Rad-WM in ZürichDer Sieger fährt «blind», die Siegerin hört auf
Am Sechseläutenplatz jubeln mit Grace Brown und Remco Evenepoel die Gleichen wie bei Olympia in Paris. Der Schweizer Trumpf Stefan Küng bleibt chancenlos.
Der Sonntag mit den Elite-Zeitfahren ist der erwartete erste Höhepunkt dieser Titelkämpfe. Die Velofans sind sich dessen bewusst und kommen in Scharen. Natürlich stehen sie im Zielraum, wobei es in der ticketpflichtigen Zone auf dem Sechseläutenplatz sehr luftig bleibt. Aber die Fans stellen sich, zum Teil in mehreren Reihen, entlang der Zeitfahr-Route auf. Und am Start auf der Offenen Rennbahn in Oerlikon. Und besonders am höchsten Punkt in Chrüzlen am Pfannenstiel, wo die Stimmung am einzigen echten Anstieg enthusiastisch bis ausgelassen ist.
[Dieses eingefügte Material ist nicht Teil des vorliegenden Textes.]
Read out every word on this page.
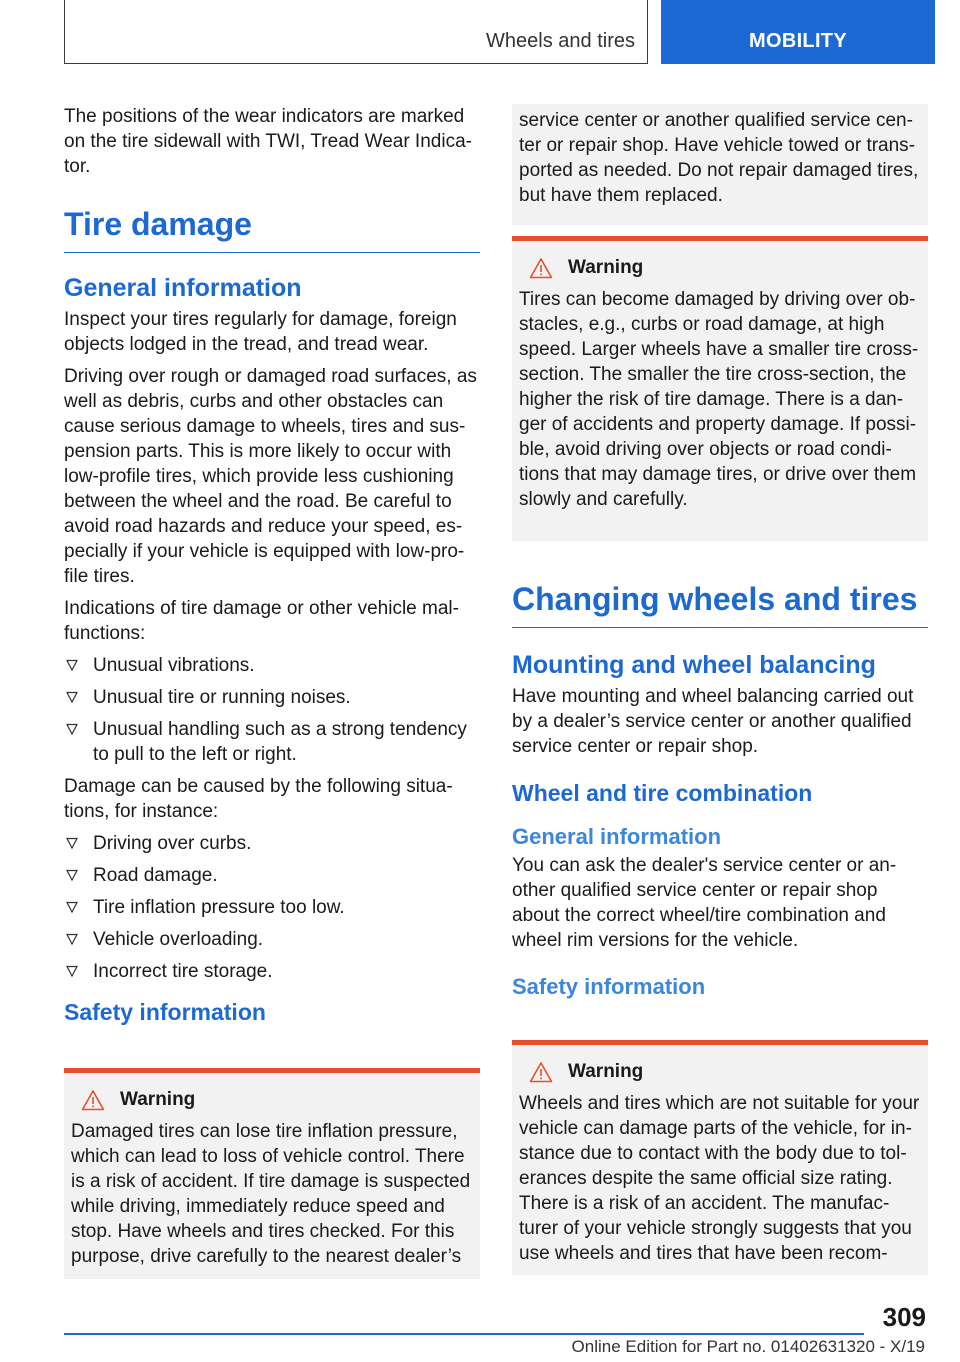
Wheels and tires	MOBILITY

The positions of the wear indicators are marked on the tire sidewall with TWI, Tread Wear Indicator.

Tire damage
General information

Inspect your tires regularly for damage, foreign objects lodged in the tread, and tread wear.

Driving over rough or damaged road surfaces, as well as debris, curbs and other obstacles can cause serious damage to wheels, tires and suspension parts. This is more likely to occur with low-profile tires, which provide less cushioning between the wheel and the road. Be careful to avoid road hazards and reduce your speed, especially if your vehicle is equipped with low-profile tires.

Indications of tire damage or other vehicle malfunctions:

Unusual vibrations.
Unusual tire or running noises.
Unusual handling such as a strong tendency to pull to the left or right.

Damage can be caused by the following situations, for instance:

Driving over curbs.
Road damage.
Tire inflation pressure too low.
Vehicle overloading.
Incorrect tire storage.
Safety information
Warning
Damaged tires can lose tire inflation pressure, which can lead to loss of vehicle control. There is a risk of accident. If tire damage is suspected while driving, immediately reduce speed and stop. Have wheels and tires checked. For this purpose, drive carefully to the nearest dealer’s
service center or another qualified service center or repair shop. Have vehicle towed or transported as needed. Do not repair damaged tires, but have them replaced.
Warning
Tires can become damaged by driving over obstacles, e.g., curbs or road damage, at high speed. Larger wheels have a smaller tire cross-section. The smaller the tire cross-section, the higher the risk of tire damage. There is a danger of accidents and property damage. If possible, avoid driving over objects or road conditions that may damage tires, or drive over them slowly and carefully.
Changing wheels and tires
Mounting and wheel balancing

Have mounting and wheel balancing carried out by a dealer’s service center or another qualified service center or repair shop.

Wheel and tire combination
General information

You can ask the dealer's service center or another qualified service center or repair shop about the correct wheel/tire combination and wheel rim versions for the vehicle.

Safety information
Warning
Wheels and tires which are not suitable for your vehicle can damage parts of the vehicle, for instance due to contact with the body due to tolerances despite the same official size rating. There is a risk of an accident. The manufacturer of your vehicle strongly suggests that you use wheels and tires that have been recom-
309
Online Edition for Part no. 01402631320 - X/19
Sie alle würden am liebsten die einheimischen Athletinnen und Athleten zu Medaillen schreien. Das klappt mal so, mal so. Im Frauenrennen wird Elena Hartmann 13. und Jasmin Liechti 20. Weil Letztere aber erst 21-jährig ist, kommt sie auch in die U-23-Wertung. Dort ist nur eine Konkurrentin schneller, die Bernerin gewinnt Silber. Die Elitekonkurrenz entscheidet Grace Brown für sich. Die 32-jährige Australierin hält hinterher fest, dass nach dem Zeitfahr-Olympiasieg in Paris auch dieser WM-Titel sie nicht davon abhalten werde, Ende Saison auf dem Karrierehöhepunkt zurückzutreten.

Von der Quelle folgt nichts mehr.